Table of Contents
Journal of Gravity
Volume 2015, Article ID 530850, 5 pages
http://dx.doi.org/10.1155/2015/530850
Research Article

Symmetry and the Arrow of Time in Theoretical Black Hole Astrophysics

Department of Physics, Kennesaw State University, Marietta, GA 30060, USA

Received 9 May 2015; Accepted 5 July 2015

Academic Editor: Cosimo Bambi

Copyright © 2015 David Garofalo. This is an open access article distributed under the Creative Commons Attribution License, which permits unrestricted use, distribution, and reproduction in any medium, provided the original work is properly cited.

Abstract

While the basic laws of physics seem time-reversal invariant, our understanding of the apparent irreversibility of the macroscopic world is well grounded in the notion of entropy. Because astrophysics deals with the largest structures in the Universe, one expects evidence there for the most pronounced entropic arrow of time. However, in recent theoretical astrophysics work it appears possible to identify constructs with time-reversal symmetry, which is puzzling in the large-scale realm especially because it involves the engines of powerful outflows in active galactic nuclei which deal with macroscopic constituents such as accretion disks, magnetic fields, and black holes.
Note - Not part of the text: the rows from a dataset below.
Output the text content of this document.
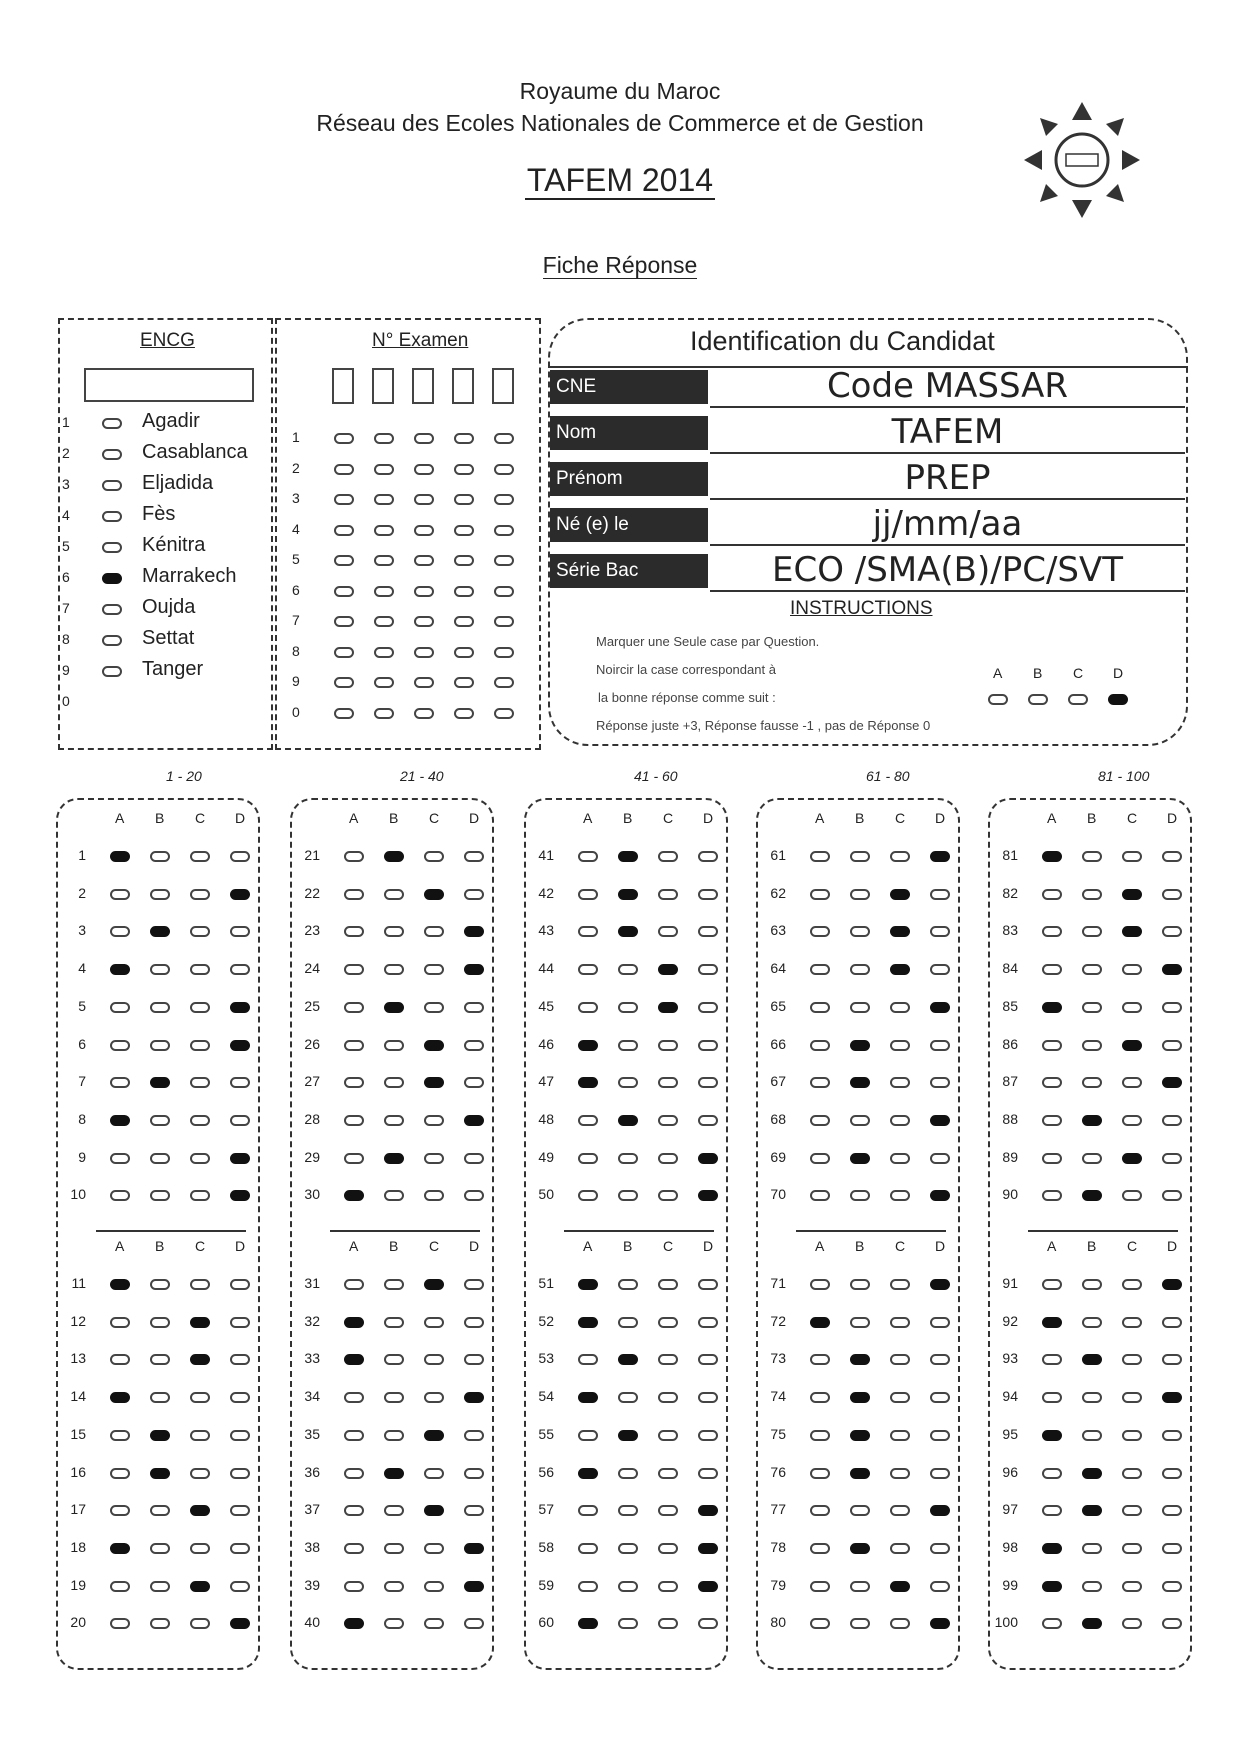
Royaume du Maroc
Réseau des Ecoles Nationales de Commerce et de Gestion
TAFEM 2014
Fiche Réponse
ENCG
1	Agadir
2	Casablanca
3	Eljadida
4	Fès
5	Kénitra
6	Marrakech
7	Oujda
8	Settat
9	Tanger
0
N° Examen
1
2
3
4
5
6
7
8
9
0
Identification du Candidat
CNE	Code MASSAR
Nom	TAFEM
Prénom	PREP
Né (e) le	jj/mm/aa
Série Bac	ECO /SMA(B)/PC/SVT
INSTRUCTIONS
Marquer une Seule case par Question.
Noircir la case correspondant à
la bonne réponse comme suit :
Réponse juste +3, Réponse fausse -1 , pas de Réponse 0
A B C D
1 - 20
A B C D
1
2
3
4
5
6
7
8
9
10
A B C D
11
12
13
14
15
16
17
18
19
20
21 - 40
A B C D
21
22
23
24
25
26
27
28
29
30
A B C D
31
32
33
34
35
36
37
38
39
40
41 - 60
A B C D
41
42
43
44
45
46
47
48
49
50
A B C D
51
52
53
54
55
56
57
58
59
60
61 - 80
A B C D
61
62
63
64
65
66
67
68
69
70
A B C D
71
72
73
74
75
76
77
78
79
80
81 - 100
A B C D
81
82
83
84
85
86
87
88
89
90
A B C D
91
92
93
94
95
96
97
98
99
100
Nonetheless, the underlying theoretical structure from which this accreting black hole framework emerges displays a time-symmetric harmonic behavior, a feature reminiscent of basic and simple laws of physics. While we may expect such behavior for classical black holes due to their simplicity, manifestations of such symmetry on the scale of galaxies, instead, surprise. In fact, we identify a parallel between the astrophysical tug-of-war between accretion disks and jets in this model and the time symmetry-breaking of a simple overdamped harmonic oscillator. The validity of these theoretical ideas in combination with this unexpected parallel suggests that black holes are more influential in astrophysics than currently recognized and that black hole astrophysics is a more fundamental discipline.